Бабье лето наступило в полной
Аненка с матерью отбывала вторую страду: по грибы, за орехами, за калиной. В лесу праздник. Шум и многолюдие. Пестрят сарафаны и рубахи. Смех, песни, ауканье… Хорошему грибнику на таком базаре делать нечете. Надо уходить на Ровню, где в чащине леса растет калинник, а на полянках между березами попадаются белые грибы.
Я с бабушкой ходил по грибы. В лесу бабушка вела себя скрытно, чтоб голоса не подать, и мне запрещала шуметь.
— Ты на гнездо наткнешься, а бабища какая-нибудь на голос привяжется — и ну обирать твою находку…
Помню ее начальную грамоту.
— Глаза поверху не таращь… В лесу соблазна много: и тебе птичка зачирикает, и цветочек в глазах замельтешится, а ты о грибе думай… Дурной гриб наружу лезет, а настоящий гриб скрыто растет, листочками, землицей укроется… Для начала не привередничай, собирай, что Бог пошлет — петом разберешься: груздь пойдет и маслята выбросишь.
Меня удивляла зоркость бабушки: под неприметной для меня вздутостью хвои бабушка вскрывала целые семьи рыжиков, копнув палочкой перегной, вскрывала в пятерню величиной груздь…
— Кузярка, сбегай на пригорок, вон из-под листа боровичок виднеется. — А ей уже было за семьдесят лет.

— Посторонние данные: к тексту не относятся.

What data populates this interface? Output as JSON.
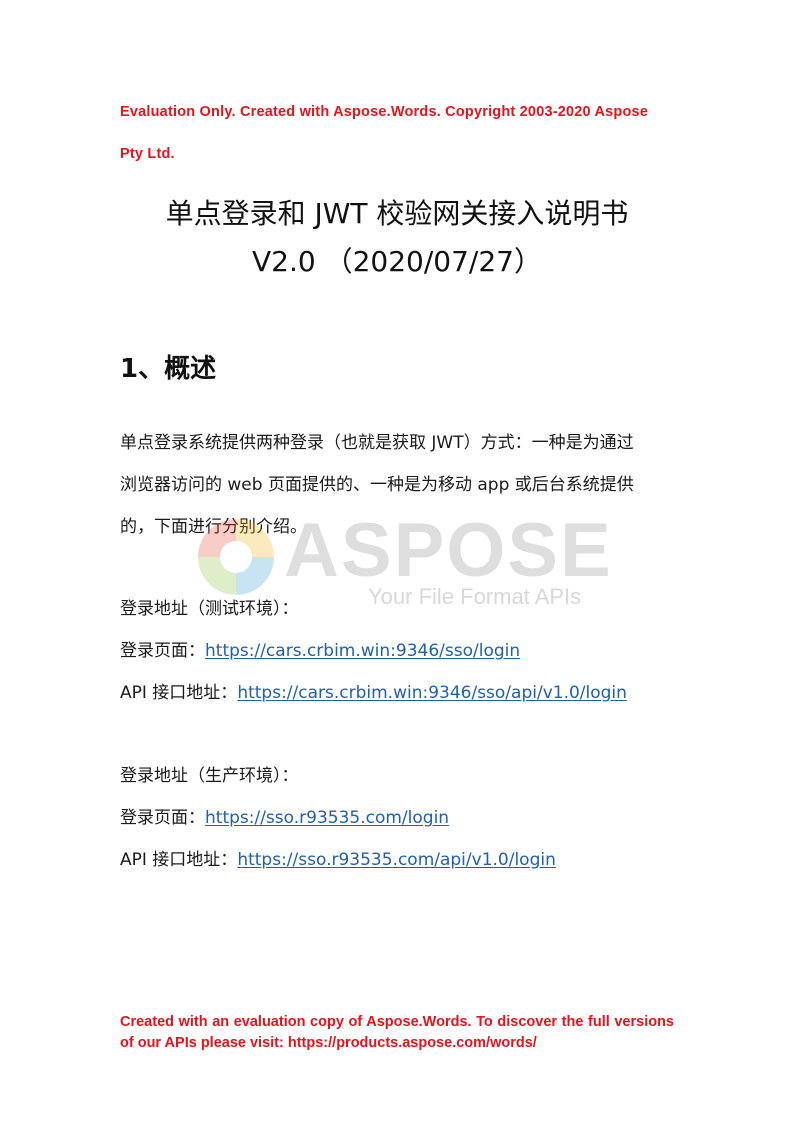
{
  "eval_notice": {
    "line1": "Evaluation Only. Created with Aspose.Words. Copyright 2003-2020 Aspose",
    "line2": "Pty Ltd."
  },
  "title": {
    "main": "单点登录和 JWT 校验网关接入说明书",
    "version": "V2.0 （2020/07/27）"
  },
  "section1": {
    "heading": "1、概述",
    "intro_lines": [
      "单点登录系统提供两种登录（也就是获取 JWT）方式：一种是为通过",
      "浏览器访问的 web 页面提供的、一种是为移动 app 或后台系统提供",
      "的，下面进行分别介绍。"
    ]
  },
  "test_env": {
    "label": "登录地址（测试环境）：",
    "login_label": "登录页面：",
    "login_url": "https://cars.crbim.win:9346/sso/login",
    "api_label": "API 接口地址：",
    "api_url": "https://cars.crbim.win:9346/sso/api/v1.0/login"
  },
  "prod_env": {
    "label": "登录地址（生产环境）：",
    "login_label": "登录页面：",
    "login_url": "https://sso.r93535.com/login",
    "api_label": "API 接口地址：",
    "api_url": "https://sso.r93535.com/api/v1.0/login"
  },
  "footer_notice": "Created with an evaluation copy of Aspose.Words. To discover the full versions of our APIs please visit: https://products.aspose.com/words/",
  "watermark": {
    "word": "ASPOSE",
    "tagline": "Your File Format APIs"
  },
  "colors": {
    "notice_red": "#e8121b",
    "link_blue": "#1f5fb0"
  }
}
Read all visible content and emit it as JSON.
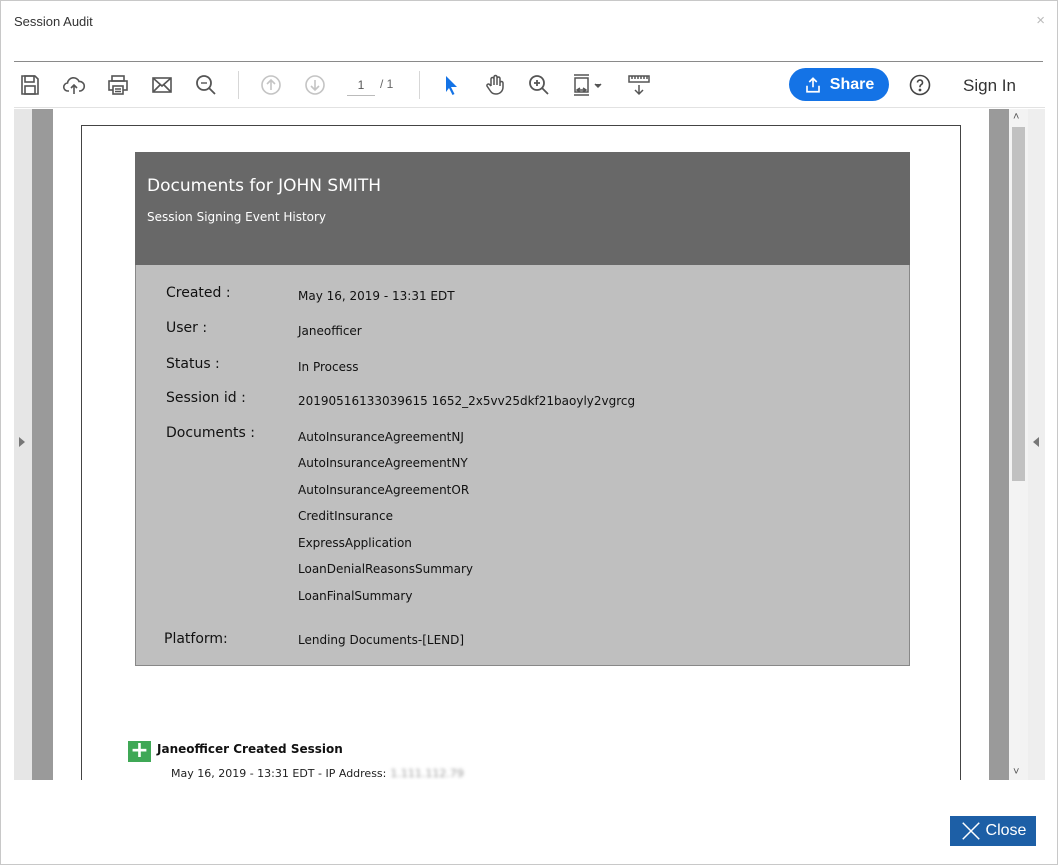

В глубокой старости, наблюдая, как моя мать при помощи очков вдевает в иголку нитку и мешкает, бабушка говорила:
— Да ты бы стекла сняла — мешают, чай… А то давай, я тебе вздену.
Собирая на ходу, что попадалось, добралась Федосья Антоньевна с дочерью на Ровню в тайные белогрибные места. Анена только ахает на толстые корневища. Здесь уже ее не учить — грибы сами в лукошко просятся. Обобрали одно место. Бабушка хворостинку на дерево повесила, — мету поставила, — и пошли мать с дочерью дальше, ошаривая траву возле пней…
И вдруг голос женский, строгий такой, звонкий из чащи.
— Я присела от неожиданности, — рассказывала мне моя мать, — а голос говорит: — Сергей Федорыч, дитятко мое любимое, что же это ты дубиной стоеросовой в небо уперся?
Женскому голосу отвечал мужской, молодой:
— Я, мамаша, смотрю, словно бы гуси полетели.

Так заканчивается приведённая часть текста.